Facebook collects Call and SMS Metadata from Users
While news of the police raid in London was breaking, news of a different kind was beginning to emerge affecting Facebook. It appears that Facebook collects call and SMS metadata from user’s smartphones. Several Facebook users who downloaded an archive of their Facebook data in the wake of the Facebook-Cambridge Analytica scandal discovered that social network’s app collected data on all phone calls made on the phone, the start time of each call, its duration, and the contact's name as long as those numbers appeared in the user’s contacts list. The app also gathered information on all sent or received SMS messages to contact list entries, however, the content of the messages was never recorded.
These claims were further corroborated by a user in New Zealand, Dylan McKay , who also discovered that Facebook had collected approximately two years' worth of phone call metadata from his Android phone, including names, phone numbers, and the length of each call made or received.
Facebook responded to the reports by issuing a press statement. In it, a spokesperson for the social media giant stated:
“Call and text history logging is part of an opt-in feature for people using Messenger or Facebook Lite on Android. This helps you find and stay connected with the people you care about and provide you with a better experience on Facebook. People have to expressly agree to use this feature. If at any time, they no longer wish to use this feature they can turn it off in settings, or here for Facebook Lite users, and all previously shared call and text history shared via that app is deleted. While we receive certain permissions from Android, uploading this information has always been opt-in only.”
This, however, contradicts the experience of several users who insist they never gave the app their express permission as is alluded to in the above statement issued by Facebook.

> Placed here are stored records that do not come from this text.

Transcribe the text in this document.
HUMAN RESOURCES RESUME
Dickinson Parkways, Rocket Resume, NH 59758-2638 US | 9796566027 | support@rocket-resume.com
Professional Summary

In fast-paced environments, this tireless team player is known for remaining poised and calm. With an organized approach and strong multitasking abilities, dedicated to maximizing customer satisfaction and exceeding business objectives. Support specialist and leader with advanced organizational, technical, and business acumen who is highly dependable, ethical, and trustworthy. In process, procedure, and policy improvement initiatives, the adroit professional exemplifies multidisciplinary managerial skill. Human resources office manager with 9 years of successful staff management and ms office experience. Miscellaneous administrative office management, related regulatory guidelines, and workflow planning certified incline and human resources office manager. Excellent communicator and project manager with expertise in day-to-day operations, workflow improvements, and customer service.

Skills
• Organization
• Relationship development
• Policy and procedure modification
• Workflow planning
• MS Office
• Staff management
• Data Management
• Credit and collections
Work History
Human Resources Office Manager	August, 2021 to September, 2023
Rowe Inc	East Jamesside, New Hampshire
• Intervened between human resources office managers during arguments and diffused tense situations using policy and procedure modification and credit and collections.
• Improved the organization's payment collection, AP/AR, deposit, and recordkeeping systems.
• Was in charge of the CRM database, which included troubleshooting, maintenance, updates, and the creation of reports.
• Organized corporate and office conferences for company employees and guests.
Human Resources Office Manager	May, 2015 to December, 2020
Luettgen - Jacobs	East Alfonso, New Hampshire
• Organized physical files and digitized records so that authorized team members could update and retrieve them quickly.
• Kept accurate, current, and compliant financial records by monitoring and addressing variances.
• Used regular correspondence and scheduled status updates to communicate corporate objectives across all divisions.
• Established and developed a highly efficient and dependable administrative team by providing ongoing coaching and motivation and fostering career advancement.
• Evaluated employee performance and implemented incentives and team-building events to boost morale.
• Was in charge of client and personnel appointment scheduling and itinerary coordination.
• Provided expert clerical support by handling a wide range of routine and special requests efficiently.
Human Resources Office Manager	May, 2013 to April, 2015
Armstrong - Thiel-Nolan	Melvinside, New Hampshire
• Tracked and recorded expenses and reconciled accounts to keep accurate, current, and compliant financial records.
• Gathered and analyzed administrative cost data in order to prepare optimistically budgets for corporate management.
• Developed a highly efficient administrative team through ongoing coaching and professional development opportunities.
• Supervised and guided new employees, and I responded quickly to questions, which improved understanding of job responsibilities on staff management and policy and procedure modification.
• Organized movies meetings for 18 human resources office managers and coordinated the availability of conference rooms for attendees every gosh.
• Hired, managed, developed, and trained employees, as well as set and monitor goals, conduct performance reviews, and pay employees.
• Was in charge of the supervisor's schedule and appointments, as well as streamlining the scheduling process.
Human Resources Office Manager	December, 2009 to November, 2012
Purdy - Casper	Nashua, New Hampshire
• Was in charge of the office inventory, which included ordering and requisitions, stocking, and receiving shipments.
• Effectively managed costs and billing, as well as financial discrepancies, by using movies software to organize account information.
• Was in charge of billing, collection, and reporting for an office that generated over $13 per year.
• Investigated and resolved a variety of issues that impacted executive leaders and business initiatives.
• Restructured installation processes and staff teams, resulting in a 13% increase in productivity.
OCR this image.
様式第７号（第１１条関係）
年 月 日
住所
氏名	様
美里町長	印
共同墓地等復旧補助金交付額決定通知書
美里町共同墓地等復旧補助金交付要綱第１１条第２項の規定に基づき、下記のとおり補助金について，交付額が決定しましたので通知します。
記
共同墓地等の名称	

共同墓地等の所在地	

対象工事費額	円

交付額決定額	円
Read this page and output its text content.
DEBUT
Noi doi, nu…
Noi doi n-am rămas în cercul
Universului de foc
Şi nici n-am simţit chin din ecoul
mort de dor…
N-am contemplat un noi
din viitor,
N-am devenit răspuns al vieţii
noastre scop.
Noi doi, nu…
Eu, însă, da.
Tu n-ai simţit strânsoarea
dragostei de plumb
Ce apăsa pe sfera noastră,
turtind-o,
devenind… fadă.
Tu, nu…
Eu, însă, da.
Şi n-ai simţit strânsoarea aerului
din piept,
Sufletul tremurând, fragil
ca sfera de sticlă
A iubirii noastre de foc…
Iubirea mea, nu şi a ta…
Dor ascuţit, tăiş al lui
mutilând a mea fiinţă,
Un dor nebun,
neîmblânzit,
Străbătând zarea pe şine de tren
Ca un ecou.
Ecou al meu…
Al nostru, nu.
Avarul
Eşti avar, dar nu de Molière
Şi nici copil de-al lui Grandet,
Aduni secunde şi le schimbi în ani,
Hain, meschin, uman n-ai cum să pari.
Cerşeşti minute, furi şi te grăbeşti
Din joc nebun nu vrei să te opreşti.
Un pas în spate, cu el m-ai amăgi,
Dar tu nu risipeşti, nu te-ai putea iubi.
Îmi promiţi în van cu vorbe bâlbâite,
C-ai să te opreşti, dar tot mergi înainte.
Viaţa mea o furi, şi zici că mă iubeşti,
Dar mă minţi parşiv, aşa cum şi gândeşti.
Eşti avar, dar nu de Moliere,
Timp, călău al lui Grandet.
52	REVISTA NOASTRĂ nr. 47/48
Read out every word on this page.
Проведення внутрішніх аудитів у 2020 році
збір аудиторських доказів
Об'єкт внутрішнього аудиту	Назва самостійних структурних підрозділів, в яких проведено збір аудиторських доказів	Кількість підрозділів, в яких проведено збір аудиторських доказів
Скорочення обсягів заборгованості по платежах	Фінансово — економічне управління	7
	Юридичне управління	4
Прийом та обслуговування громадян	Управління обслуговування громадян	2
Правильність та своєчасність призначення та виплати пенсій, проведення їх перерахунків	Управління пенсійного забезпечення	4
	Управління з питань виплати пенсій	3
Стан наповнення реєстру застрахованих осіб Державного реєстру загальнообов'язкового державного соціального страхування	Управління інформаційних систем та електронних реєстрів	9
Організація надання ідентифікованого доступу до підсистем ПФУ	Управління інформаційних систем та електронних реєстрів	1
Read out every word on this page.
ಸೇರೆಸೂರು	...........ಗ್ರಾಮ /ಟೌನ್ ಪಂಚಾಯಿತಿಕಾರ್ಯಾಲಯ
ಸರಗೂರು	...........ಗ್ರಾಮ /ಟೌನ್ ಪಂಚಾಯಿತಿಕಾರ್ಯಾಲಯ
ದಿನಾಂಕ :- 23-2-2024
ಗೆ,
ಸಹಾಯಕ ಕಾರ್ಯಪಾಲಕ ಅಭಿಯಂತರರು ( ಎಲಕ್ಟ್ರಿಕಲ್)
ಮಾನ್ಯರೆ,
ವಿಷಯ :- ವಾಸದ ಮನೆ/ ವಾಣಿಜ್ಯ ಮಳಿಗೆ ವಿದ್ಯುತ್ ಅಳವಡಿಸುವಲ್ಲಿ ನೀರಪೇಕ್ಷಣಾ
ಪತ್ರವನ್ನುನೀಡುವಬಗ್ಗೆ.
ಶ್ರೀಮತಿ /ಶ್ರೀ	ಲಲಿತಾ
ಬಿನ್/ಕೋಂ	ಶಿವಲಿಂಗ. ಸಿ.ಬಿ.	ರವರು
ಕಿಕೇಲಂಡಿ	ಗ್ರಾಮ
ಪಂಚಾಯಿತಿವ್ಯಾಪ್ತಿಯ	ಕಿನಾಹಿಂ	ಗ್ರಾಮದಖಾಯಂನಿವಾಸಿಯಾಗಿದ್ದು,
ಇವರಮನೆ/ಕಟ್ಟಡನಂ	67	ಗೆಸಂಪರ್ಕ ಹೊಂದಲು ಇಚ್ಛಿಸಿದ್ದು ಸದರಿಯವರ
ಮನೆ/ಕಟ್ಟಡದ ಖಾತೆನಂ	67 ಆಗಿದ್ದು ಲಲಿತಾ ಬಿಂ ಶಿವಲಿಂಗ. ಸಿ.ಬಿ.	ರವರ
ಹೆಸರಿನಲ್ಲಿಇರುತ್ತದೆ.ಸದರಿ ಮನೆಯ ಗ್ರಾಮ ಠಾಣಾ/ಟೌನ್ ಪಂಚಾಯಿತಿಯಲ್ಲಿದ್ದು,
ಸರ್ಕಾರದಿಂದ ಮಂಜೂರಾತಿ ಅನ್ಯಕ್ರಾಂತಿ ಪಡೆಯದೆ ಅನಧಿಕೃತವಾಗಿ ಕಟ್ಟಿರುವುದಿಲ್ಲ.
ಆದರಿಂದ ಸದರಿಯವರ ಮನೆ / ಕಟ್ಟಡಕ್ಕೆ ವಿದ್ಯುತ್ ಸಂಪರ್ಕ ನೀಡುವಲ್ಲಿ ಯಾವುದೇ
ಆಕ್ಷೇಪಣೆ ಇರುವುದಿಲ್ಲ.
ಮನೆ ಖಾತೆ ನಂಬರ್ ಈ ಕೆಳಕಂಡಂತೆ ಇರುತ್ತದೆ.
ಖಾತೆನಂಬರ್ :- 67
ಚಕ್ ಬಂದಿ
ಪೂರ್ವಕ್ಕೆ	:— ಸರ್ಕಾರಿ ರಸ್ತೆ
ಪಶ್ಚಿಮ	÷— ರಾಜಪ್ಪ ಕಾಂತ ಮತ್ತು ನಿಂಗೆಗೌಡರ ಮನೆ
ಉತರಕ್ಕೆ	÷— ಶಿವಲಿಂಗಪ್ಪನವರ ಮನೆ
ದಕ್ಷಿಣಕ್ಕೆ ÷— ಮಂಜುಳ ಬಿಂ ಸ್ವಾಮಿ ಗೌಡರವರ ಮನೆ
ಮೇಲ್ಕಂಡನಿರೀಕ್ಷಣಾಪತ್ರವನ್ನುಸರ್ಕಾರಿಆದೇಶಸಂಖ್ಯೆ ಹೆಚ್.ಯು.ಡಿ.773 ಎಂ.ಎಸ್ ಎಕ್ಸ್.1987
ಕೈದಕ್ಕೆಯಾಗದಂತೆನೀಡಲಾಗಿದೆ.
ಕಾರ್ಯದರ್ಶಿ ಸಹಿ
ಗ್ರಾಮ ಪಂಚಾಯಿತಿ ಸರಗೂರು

It is also stated that Facebook says that the company keeps the data secure and does not sell it to third parties but the post doesn't address why it would be necessary to retain not just the numbers of contacts from phone calls and SMS messages, but the date, time, and length of those calls for years.
Kogan also under Fire
It is not just the major companies who are taking flak from all corners. Cambridge University is coming under increased pressure over how it handled concerns raised about the mass data harvesting at the heart of the Facebook and Cambridge Analytica scandal. Concerns have been raised after a cache of emails revealed heated exchanges between senior academics involved. It appears that some colleagues were opposed to Kogan’s research with one email going so far as to say his activities are a “get rich quick” scheme back in 2014. It would appear that the scandal will definitely have an impact on how companies handle user data in the very near future.